Tag Archives: Ahata Kale Sahib

Gore, Kale and Ghalib

NEW DELHI :

GhalibMPOs01jul2017

THE HAVELI of Kale Sahib is no more but the ahata (compound) still exists, and what a slum it has become since 1847 when Ghalib lived there after his release from prison for debt default! The poet quipped that after being freed by Gore (the British) he had been “imprisoned” by Kale. Kale Sahib was a highly venerated man. Whether he got this name because of his complexion is not known, but it is quite likely that the saint was not as fair as Ghalib. The Moghul emperor was among his devotees and so were Ghalib and his family. As a matter of fact, Ghalib’s sister-in-law, Bunyiadi Begum gifted the ahata to Kale Sahib and the name stuck.

Kale Sahib was a practical minded saint who refused to perform miracles just to please his devotees. He counselled them to pray fervently, pointing out at the same time that in 90 per cent cases prayers went unanswered. But there were instances when he did help people out of their difficulties. He once admonished a man from whom he had driven out an evil spirit that if he went back to his sinful ways he would again become possessed and then even miracles might not help. Apparently Kale Sahib did not have to exorcise him again.

Situated in the Ballimaran area of Delhi, Ahata Kale Sahib forms part of the locality founded by a Persian, Qasim Khan, who first settled down in Lahore about the year 1750 and was befriended by the Governor of Punjab, Moinul Mulk. When Ahmed Shah Abdali invaded Punjab, Moinul Mulk resisted him and was killed. His widow, Mughlai Begum then became the virtual ruler and made Qasim Khan her chief adviser. There were insinuations, but then which young widow is safe from wagging tongues if she befriends a man?

Qasim Khan later came to the court of Shah Alam where he was accepted as a nobleman. The place in which he lived is known to this day as Gali Qasim Jan. Qasim Khan’s son, Faizullah Beg built the ahata. But how Buniyadi Begum came to possess it is not clear.

Congested mohalla

Ahata Kale Sahib now is a congested mohalla. Few of its residents remember Kale Sahib. But the ahata is in the news generally, for whenever BSES resorts to power cuts, Ahata Kale Sahib is as much affected as distant Janakpuri. In fact one finds this link between what was once Asia’s biggest colony and one of the dirtiest amusing. After Ghalib’s joke about Gore and Kale this should surely take the cake for it would have tickled the poet too. But he is long dead and gone.. But one has the feeling that he couldn’t be resting peacefully in Nizamuddin for he was essentially a man of the walled city of Delhi whose charms began and ended within its confines.

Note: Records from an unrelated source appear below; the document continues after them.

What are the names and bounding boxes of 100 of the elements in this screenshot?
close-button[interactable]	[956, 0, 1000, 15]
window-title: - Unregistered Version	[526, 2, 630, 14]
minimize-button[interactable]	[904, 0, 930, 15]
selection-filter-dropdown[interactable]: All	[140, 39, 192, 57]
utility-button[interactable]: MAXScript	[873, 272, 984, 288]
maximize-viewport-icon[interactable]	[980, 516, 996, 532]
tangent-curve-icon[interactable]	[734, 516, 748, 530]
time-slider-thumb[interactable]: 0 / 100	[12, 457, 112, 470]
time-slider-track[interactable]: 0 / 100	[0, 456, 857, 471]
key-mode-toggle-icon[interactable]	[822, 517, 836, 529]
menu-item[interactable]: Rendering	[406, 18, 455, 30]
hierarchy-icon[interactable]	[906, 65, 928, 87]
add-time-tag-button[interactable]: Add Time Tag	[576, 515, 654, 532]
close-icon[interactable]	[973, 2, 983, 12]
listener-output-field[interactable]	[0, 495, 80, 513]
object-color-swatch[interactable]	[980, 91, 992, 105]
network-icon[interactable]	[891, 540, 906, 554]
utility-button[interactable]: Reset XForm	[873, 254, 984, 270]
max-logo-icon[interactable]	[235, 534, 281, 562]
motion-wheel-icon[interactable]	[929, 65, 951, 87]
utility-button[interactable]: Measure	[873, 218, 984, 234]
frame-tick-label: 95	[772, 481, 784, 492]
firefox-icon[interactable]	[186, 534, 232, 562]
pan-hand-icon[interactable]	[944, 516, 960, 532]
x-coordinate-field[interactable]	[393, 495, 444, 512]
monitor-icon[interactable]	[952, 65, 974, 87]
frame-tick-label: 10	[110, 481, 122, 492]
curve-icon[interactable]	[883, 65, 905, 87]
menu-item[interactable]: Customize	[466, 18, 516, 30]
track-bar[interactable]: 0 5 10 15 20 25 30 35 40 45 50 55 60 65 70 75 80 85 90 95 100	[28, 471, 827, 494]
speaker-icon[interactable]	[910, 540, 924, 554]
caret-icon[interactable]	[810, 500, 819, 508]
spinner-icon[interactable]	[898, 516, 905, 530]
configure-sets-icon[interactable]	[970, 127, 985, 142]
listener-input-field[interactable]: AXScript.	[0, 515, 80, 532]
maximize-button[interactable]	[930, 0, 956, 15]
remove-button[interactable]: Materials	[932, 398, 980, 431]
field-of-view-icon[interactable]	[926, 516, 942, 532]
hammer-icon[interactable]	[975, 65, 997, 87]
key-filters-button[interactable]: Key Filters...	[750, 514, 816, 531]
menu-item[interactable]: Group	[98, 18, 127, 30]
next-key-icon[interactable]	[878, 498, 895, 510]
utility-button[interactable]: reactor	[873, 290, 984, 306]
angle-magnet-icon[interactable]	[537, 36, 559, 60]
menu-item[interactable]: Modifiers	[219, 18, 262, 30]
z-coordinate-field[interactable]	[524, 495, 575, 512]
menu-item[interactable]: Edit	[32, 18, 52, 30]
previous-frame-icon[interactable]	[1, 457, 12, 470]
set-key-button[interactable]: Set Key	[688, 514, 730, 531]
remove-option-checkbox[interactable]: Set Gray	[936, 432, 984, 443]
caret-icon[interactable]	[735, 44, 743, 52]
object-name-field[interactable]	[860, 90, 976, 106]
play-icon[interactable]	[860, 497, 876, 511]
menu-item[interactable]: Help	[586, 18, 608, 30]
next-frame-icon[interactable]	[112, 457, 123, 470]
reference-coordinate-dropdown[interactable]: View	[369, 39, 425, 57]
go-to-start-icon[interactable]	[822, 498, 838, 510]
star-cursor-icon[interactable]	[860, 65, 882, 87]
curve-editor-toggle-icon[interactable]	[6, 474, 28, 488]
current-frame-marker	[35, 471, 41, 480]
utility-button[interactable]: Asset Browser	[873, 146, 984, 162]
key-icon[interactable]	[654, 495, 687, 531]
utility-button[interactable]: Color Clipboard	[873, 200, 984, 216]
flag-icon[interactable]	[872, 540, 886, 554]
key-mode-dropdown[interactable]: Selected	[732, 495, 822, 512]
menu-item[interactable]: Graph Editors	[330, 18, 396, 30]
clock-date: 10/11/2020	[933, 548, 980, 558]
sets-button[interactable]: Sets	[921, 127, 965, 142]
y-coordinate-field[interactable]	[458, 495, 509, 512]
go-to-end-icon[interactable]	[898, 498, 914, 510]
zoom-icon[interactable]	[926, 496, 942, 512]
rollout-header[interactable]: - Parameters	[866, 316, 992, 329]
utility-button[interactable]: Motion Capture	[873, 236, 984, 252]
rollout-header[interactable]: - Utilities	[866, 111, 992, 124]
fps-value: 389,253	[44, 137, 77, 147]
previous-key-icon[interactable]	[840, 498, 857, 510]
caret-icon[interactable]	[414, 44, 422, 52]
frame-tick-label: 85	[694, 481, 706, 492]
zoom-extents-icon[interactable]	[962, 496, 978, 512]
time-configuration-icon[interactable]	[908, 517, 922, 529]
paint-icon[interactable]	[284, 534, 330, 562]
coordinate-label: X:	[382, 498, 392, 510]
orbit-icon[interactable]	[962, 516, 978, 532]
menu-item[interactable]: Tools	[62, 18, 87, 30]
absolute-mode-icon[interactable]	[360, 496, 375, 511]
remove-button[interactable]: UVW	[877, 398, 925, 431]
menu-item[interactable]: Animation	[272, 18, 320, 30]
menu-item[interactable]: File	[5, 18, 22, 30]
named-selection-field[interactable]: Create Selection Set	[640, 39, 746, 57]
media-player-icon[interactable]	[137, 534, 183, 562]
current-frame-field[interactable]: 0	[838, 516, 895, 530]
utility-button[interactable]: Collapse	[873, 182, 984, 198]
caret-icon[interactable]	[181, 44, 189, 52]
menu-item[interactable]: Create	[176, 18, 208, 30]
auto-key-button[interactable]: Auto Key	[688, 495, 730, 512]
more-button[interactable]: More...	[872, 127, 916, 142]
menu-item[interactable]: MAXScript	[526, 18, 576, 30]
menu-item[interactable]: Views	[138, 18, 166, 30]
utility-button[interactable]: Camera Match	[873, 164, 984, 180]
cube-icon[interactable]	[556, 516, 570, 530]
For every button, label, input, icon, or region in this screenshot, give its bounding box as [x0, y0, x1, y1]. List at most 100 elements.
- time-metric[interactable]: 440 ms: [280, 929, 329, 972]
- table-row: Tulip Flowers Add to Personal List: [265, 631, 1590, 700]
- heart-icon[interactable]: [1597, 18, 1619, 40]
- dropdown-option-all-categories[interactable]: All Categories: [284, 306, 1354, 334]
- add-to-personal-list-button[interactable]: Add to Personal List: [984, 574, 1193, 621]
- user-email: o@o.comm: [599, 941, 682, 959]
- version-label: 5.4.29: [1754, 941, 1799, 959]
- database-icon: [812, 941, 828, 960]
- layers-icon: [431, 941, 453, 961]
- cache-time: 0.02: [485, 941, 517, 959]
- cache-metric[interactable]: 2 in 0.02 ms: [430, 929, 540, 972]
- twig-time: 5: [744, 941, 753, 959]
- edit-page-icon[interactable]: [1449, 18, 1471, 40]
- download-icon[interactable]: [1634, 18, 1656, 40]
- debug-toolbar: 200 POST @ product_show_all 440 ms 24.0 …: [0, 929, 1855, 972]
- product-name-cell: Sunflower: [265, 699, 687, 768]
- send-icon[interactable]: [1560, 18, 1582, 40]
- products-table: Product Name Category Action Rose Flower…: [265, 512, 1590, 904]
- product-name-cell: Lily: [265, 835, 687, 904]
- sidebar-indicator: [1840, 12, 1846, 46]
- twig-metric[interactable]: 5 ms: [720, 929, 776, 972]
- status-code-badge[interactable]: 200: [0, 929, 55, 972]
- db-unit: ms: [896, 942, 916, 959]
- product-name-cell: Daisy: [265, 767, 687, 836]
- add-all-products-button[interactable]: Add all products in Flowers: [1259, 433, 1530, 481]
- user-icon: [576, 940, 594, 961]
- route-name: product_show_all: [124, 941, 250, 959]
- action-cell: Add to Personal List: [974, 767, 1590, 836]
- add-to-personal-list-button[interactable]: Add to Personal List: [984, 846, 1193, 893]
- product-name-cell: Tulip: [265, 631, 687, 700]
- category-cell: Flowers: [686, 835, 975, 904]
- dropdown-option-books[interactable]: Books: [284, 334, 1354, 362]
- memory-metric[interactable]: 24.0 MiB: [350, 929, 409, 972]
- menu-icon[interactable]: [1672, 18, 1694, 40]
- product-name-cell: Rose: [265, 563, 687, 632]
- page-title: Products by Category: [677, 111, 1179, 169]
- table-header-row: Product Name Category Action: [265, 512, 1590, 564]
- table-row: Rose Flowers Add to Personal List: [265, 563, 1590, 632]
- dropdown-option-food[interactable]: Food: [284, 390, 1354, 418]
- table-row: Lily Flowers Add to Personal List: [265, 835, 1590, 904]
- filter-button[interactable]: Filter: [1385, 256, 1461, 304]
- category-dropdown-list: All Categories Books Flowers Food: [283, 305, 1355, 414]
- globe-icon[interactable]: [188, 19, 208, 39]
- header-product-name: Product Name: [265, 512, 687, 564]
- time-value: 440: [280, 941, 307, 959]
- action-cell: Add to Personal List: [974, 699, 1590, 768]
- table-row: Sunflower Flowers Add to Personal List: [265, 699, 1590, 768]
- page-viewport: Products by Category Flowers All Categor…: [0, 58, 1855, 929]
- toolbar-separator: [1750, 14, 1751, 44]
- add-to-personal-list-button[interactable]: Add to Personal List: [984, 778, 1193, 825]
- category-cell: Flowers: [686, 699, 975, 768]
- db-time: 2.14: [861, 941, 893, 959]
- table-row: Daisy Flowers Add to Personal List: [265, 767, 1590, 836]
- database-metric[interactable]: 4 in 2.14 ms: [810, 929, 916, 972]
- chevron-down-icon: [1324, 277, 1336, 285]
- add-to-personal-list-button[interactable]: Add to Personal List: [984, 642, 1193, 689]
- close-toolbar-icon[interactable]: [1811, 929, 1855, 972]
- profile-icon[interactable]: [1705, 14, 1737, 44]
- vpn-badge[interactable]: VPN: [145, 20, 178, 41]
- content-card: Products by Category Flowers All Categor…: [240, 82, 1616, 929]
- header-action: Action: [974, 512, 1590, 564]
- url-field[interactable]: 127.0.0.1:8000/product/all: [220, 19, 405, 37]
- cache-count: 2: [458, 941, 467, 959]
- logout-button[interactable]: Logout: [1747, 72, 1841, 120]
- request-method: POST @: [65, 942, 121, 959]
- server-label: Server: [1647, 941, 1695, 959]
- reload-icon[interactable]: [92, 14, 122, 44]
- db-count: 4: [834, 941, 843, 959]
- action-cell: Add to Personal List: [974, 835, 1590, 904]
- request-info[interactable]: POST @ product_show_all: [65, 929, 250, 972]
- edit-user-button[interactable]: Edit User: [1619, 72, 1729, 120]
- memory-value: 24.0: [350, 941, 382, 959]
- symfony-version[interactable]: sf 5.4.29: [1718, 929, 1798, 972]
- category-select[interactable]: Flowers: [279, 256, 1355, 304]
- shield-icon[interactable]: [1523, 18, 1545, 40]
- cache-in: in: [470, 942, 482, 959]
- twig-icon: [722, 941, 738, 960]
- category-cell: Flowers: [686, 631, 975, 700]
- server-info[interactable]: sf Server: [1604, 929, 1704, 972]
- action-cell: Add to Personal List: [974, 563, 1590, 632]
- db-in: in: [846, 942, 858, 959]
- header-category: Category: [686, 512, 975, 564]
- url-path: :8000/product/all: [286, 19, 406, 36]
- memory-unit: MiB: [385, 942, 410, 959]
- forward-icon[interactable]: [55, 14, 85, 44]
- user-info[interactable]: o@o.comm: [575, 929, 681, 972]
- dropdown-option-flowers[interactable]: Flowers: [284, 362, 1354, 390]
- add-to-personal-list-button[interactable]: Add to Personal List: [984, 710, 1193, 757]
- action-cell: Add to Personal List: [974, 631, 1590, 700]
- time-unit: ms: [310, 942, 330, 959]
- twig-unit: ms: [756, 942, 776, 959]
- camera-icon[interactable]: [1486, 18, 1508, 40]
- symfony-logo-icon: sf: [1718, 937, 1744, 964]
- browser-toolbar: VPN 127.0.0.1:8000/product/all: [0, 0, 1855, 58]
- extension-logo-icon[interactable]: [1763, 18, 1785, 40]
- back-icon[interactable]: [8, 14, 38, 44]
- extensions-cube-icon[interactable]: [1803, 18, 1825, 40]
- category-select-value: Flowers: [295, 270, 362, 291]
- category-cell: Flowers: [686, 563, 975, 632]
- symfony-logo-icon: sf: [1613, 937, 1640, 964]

The charms are still reflected in a slight difference in speech, the flavour of the kababs and the taste of the water from Hare Bhare Sahib. The breeze that springs from the Jamuna goes past the Red Fort, negotiates the many arches of the Jama Masjid and merges with the smell of the motia and chameli sold at the crossroads before cooling the courtyards of the houses in the narrow gullies.

Ghalib liked to move about in this area of which the Kashmere and Delhi gates were the two extremities, with the fort being the hub and centre and the mosque the cultural bastion of the city. Yes, of course, Ghalib always had a soft corner for Agra, because he was born there and passed his boyhood in Kala Mahal from which the Taj looks just like a building in the next locality.

But his heart had been won over by Shahjehanabad. From Ballimaran to Jama Masjid the walk was long enough via Chandni Chowk. Sometimes one could meet Mir Ashiq who came from the opposite direction and went back to his kucha via Ballimaran. Was the tilt of his cap different from that of the residents of Nizamuddin? People noticed such traits and developed their pet notions.

For a man of such intense likes and dislikes as Ghalib, his grave in Nizamuddin is out of the milieu in which he flourished. It is a small enclosure though beautiful in its own way where sparrows make love in the afternoon. The illiterate take it for another shrine where obeisance must be paid, and budding poets hope to imbibe some of the virtues of the great “shair”.

An old man who sometimes steals up to the mausoleum feels that even a blank page touching the “mazar” would instantly be graced with a ghazal. He has never seen it happen, nor would we surely, but such feelings are the stuff legends are made of.